Memory decline (MD) and anxiety/depression-like behavior (ADB) are multisystem diseases involving gastrointestinal and microbiota dysbiosis. Long-term exposure to arsenic (As) has been shown to induce MD and ADB; however, the underlying mechanisms remain unknown. Research findings suggest that taurine exhibits protective effects by regulating gut microbiota composition.

Objective

To investigate the effects of taurine on alterations in gut microbiota, serum metabolites, brain tissue metabolites, and brain peptides in As-induced MD and ADB mouse models.

Results

Behavioral and immunohistochemical experiments revealed that As exposure caused abnormal activation and neuronal loss in the hippocampus and induced digestive system dysfunction in the MD and ADB mouse models. Mice with As-induced MD and ADB exhibited elevated abundances of Firmicutes and Parabasilia and significantly reduced abundances of Firmicutes A and Bacteroidetes.

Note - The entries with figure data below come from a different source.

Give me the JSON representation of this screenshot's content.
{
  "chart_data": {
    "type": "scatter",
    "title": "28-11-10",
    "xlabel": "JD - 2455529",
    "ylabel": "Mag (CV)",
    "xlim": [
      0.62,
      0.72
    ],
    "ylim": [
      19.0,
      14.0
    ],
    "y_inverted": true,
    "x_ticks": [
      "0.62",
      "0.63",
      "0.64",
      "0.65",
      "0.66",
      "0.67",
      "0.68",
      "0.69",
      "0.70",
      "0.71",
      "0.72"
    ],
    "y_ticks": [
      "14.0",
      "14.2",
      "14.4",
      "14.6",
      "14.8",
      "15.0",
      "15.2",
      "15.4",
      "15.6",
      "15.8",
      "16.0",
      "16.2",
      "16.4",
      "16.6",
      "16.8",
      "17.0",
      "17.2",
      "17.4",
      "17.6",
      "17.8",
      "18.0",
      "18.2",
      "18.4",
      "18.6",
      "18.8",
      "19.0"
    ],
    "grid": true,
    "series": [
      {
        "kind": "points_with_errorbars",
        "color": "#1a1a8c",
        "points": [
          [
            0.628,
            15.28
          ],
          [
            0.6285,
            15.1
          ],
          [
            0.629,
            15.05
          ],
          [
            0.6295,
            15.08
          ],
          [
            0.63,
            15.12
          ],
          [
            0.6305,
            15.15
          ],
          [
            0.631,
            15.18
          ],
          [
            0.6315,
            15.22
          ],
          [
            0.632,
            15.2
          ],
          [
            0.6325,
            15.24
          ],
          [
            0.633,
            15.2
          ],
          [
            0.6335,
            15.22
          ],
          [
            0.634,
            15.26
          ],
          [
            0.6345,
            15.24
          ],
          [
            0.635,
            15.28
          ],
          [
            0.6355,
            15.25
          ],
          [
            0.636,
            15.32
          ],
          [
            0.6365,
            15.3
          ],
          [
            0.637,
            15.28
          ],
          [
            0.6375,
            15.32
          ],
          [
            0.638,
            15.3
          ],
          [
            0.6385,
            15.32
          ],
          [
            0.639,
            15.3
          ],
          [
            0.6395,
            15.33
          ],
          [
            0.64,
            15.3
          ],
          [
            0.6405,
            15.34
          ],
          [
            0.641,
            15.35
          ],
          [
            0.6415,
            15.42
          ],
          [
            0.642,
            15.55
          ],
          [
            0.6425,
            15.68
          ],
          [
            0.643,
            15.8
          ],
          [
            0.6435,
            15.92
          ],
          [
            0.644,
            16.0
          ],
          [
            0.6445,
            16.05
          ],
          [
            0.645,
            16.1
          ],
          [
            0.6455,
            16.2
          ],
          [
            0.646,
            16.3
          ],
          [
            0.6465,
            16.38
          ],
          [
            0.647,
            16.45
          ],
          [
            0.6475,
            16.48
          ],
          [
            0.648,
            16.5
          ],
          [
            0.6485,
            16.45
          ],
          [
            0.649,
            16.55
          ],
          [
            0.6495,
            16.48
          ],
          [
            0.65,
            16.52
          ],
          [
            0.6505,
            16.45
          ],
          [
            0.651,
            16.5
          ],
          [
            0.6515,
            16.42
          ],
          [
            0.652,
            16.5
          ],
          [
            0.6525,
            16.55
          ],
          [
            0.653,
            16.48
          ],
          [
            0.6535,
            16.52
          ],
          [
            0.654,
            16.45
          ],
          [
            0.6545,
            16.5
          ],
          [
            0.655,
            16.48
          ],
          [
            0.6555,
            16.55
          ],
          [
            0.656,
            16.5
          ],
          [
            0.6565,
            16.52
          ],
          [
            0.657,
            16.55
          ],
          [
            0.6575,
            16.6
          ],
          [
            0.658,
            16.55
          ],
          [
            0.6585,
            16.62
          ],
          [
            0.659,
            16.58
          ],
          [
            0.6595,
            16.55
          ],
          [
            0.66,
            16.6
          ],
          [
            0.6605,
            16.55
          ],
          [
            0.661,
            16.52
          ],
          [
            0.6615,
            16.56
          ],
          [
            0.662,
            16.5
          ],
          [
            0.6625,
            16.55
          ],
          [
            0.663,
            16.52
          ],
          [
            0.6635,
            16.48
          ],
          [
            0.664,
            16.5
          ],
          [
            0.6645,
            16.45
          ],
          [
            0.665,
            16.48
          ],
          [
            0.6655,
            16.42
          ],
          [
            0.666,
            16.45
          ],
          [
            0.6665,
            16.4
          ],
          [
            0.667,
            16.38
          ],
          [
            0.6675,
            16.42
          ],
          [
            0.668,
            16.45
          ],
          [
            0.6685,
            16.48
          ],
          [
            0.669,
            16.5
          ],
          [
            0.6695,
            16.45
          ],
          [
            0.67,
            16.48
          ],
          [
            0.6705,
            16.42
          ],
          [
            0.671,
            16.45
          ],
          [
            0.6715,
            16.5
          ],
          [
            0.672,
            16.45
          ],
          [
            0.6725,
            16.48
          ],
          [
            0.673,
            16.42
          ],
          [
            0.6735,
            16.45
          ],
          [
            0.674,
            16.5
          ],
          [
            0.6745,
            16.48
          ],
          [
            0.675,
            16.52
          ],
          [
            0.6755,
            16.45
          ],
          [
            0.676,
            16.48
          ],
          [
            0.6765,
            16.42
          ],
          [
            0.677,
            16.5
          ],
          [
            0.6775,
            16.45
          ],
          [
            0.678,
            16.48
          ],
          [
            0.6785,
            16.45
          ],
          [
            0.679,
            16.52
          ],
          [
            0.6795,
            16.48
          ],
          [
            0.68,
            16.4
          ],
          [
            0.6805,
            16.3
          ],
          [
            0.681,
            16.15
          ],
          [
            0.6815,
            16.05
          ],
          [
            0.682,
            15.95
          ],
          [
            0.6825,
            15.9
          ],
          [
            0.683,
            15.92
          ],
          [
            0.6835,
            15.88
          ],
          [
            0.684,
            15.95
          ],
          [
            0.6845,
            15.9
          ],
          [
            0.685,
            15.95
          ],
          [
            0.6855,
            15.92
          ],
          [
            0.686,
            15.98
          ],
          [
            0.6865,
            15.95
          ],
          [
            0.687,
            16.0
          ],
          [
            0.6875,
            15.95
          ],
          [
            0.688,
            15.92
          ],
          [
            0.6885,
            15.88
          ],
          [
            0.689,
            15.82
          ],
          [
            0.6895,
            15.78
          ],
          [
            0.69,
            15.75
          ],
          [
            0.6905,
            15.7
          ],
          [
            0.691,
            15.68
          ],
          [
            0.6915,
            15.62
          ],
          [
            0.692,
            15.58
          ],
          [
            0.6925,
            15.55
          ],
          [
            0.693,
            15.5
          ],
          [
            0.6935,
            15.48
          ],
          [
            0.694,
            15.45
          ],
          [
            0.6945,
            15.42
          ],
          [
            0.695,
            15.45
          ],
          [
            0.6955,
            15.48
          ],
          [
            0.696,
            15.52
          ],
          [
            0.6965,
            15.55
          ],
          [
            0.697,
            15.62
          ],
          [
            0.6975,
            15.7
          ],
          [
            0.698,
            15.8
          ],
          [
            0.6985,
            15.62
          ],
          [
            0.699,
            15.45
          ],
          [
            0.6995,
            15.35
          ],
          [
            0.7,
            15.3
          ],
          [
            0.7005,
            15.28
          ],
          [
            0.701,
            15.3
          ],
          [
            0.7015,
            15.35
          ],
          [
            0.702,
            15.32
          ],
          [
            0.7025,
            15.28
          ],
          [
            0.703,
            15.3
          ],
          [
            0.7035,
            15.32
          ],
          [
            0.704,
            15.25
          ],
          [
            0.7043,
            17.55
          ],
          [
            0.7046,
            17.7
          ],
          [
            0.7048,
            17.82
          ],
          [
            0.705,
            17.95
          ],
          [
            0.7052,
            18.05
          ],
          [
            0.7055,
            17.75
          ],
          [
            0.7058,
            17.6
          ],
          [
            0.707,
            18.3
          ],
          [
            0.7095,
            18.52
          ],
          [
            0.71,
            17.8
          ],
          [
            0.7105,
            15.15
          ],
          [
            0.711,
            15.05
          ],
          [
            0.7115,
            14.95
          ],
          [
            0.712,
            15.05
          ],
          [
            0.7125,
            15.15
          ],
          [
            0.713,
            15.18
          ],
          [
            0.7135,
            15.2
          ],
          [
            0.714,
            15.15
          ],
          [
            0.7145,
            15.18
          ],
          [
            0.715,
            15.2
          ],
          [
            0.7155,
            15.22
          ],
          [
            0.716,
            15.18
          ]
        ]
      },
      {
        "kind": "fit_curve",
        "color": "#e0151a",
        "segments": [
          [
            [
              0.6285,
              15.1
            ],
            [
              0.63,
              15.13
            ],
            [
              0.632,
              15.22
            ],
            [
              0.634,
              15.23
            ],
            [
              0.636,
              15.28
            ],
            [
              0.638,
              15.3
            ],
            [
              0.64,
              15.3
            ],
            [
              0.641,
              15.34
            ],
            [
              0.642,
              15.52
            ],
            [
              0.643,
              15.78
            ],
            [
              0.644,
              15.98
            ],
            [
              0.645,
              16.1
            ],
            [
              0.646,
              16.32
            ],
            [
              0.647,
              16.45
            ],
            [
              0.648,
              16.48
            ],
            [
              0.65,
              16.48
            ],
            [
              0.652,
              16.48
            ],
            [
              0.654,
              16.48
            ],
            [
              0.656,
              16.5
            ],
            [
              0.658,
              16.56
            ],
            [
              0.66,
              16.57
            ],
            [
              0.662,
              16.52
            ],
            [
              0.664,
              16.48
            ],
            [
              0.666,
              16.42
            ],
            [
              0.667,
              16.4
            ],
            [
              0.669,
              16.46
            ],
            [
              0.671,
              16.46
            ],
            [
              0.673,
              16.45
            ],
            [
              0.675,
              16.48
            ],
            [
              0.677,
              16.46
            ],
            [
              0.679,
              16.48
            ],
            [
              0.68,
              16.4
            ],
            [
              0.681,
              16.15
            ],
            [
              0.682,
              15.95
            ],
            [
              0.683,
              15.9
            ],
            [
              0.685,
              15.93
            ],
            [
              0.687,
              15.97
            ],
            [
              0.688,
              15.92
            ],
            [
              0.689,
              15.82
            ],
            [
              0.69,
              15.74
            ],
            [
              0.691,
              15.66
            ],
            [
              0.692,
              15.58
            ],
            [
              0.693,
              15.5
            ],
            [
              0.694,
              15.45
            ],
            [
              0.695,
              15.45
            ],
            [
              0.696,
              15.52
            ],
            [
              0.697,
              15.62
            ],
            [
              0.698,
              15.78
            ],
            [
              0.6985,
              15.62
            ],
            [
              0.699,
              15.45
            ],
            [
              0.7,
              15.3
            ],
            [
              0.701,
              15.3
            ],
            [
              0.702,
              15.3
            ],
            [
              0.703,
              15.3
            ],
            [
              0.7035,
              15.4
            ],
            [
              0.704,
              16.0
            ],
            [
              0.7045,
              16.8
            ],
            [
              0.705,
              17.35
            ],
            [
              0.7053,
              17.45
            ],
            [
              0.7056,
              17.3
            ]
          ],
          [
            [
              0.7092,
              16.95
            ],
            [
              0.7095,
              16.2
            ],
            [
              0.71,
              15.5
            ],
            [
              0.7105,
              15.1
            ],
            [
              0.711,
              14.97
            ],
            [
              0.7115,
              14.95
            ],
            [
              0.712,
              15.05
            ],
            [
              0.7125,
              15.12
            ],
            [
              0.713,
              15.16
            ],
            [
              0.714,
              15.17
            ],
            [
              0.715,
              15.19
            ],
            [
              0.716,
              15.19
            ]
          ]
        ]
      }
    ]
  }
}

Additionally, differentially expressed metabolites related to antioxidant stress were significantly downregulated in the mouse models of MD and ADB. Moreover, the relative abundances of Lawsonibacter, Dysosmobacter, and acetatifactor were significantly correlated with differentially expressed metabolites related to antioxidant stress in mice with As-induced MD and ADB. Importantly, the expression patterns of receptor-associated proteins and antioxidant defense enzymes were significantly altered in mice with As-induced MD and ADB. Notably, taurine supplementation prevented the development of As-induced MD and ADB by inhibiting alterations in the gut microbiota and dysregulation of oxidative stress.

Conclusions

Taurine intervention inhibits As-induced alterations in the gut microbiota and ameliorates oxidative stress in brain tissues, thereby preventing the development of MD and ADB.